Semua orang yang melihat ini terkejut, begitu juga pemuda bernama Lery tersebut. Dia menatap linglung Arya dan Lylia sebelum akhirnya menggertakkan giginya karena marah.
"Ya ampun, ke mana saja kau? Aku menunggumu sejak tadi, tahu!"
Lylia yang berdiri di hadapan Arya tersenyum manis.
Arya terkejut dan mengerutkan dahinya dengan tidak senang. Dia baru saja hendak meninggalkan tempat ini, tapi dia tiba-tiba dipanggil oleh gadis ini, membuatnya memiliki firasat jika masalah akan menghampirinya.
"Hei, siapa kau? Kenapa kau mengganggu kekasihku?"
Sepertinya firasat Arya benar.
Lery benar-benar menghampirinya dengan ekspresi marah. Tangannya terkepal dan dia melotot pada Arya.
"Siapa kekasihmu? Aku bahkan tidak mengenalmu!" Lylia membalas.
"Kau gadis sialan! Kau benar-benar cari mati!"
"Kyaaa!!!"
Lery mengangkat tangannya, hendak menampar wajah cantik Lylia.
Lylia terkejut dan berteriak, wajahnya terlihat ketakutan.
Tapi, meski Lery ingin menampar Lylia, dia gagal dan tangannya tidak sampai pada wajah Lylia. Tangannya berhenti di udara, digenggam oleh seseorang dengan kuat.
Orang-orang di sekitar terkejut.

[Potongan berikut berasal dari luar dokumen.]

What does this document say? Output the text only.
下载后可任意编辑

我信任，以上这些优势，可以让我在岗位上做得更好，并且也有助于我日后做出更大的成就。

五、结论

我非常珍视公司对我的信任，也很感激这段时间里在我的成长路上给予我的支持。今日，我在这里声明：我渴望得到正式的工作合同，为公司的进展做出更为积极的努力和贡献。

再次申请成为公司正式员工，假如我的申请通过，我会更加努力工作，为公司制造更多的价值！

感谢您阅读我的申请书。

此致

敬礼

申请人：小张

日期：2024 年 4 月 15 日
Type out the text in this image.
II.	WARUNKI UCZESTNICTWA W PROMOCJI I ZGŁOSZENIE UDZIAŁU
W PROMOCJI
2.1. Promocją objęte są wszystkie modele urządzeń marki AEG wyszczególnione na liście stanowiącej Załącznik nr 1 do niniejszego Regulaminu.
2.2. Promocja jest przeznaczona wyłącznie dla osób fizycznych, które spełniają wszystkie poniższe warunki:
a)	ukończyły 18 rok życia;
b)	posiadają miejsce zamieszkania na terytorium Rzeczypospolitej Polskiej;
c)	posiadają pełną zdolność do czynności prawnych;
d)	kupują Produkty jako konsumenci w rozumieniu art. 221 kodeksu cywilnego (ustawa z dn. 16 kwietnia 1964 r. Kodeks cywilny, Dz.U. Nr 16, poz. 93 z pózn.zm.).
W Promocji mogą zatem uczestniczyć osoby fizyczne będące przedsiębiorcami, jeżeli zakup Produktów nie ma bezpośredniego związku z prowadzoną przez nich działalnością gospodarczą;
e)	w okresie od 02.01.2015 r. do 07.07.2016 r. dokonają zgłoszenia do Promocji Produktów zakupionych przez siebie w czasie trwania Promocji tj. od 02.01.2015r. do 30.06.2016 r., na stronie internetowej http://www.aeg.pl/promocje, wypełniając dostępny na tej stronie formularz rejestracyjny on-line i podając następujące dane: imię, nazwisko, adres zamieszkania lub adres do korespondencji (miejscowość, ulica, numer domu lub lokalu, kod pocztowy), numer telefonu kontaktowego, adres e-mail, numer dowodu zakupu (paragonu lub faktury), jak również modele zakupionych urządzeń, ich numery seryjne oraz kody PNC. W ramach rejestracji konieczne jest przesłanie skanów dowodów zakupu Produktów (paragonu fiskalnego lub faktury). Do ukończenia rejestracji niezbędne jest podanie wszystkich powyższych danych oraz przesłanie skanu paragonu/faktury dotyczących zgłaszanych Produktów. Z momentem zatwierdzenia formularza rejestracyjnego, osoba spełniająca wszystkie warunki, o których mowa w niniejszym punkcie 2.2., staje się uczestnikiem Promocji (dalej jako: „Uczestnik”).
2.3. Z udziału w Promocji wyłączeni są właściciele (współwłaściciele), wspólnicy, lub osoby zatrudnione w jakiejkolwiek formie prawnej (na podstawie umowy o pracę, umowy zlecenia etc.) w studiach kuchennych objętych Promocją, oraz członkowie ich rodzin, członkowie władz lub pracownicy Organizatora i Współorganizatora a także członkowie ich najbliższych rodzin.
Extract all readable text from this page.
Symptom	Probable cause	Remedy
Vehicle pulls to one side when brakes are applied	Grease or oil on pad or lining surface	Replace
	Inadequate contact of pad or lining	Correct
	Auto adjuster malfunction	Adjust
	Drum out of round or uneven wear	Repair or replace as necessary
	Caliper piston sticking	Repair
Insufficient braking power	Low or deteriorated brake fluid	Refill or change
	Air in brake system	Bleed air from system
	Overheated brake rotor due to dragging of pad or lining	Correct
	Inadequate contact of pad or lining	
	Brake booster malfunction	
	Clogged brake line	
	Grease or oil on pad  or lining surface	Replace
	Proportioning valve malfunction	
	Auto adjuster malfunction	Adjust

Mereka menatap orang yang menghentikan tangan Lery dengan kagum.
Arya yang berada di dekat Lylia adalah orang yang menghentikan tamparan Lery. Selain dia bergerak secara reflek, dia jelas tidak bisa membiarkan seorang gadis ditampar oleh pria tepat di depan matanya. Selain itu, dia sering melihat ayahnya menampar ibunya ketika bertengkar, jadi dia secara alami memiliki kebencian pada para pria yang ringan tangan pada wanita.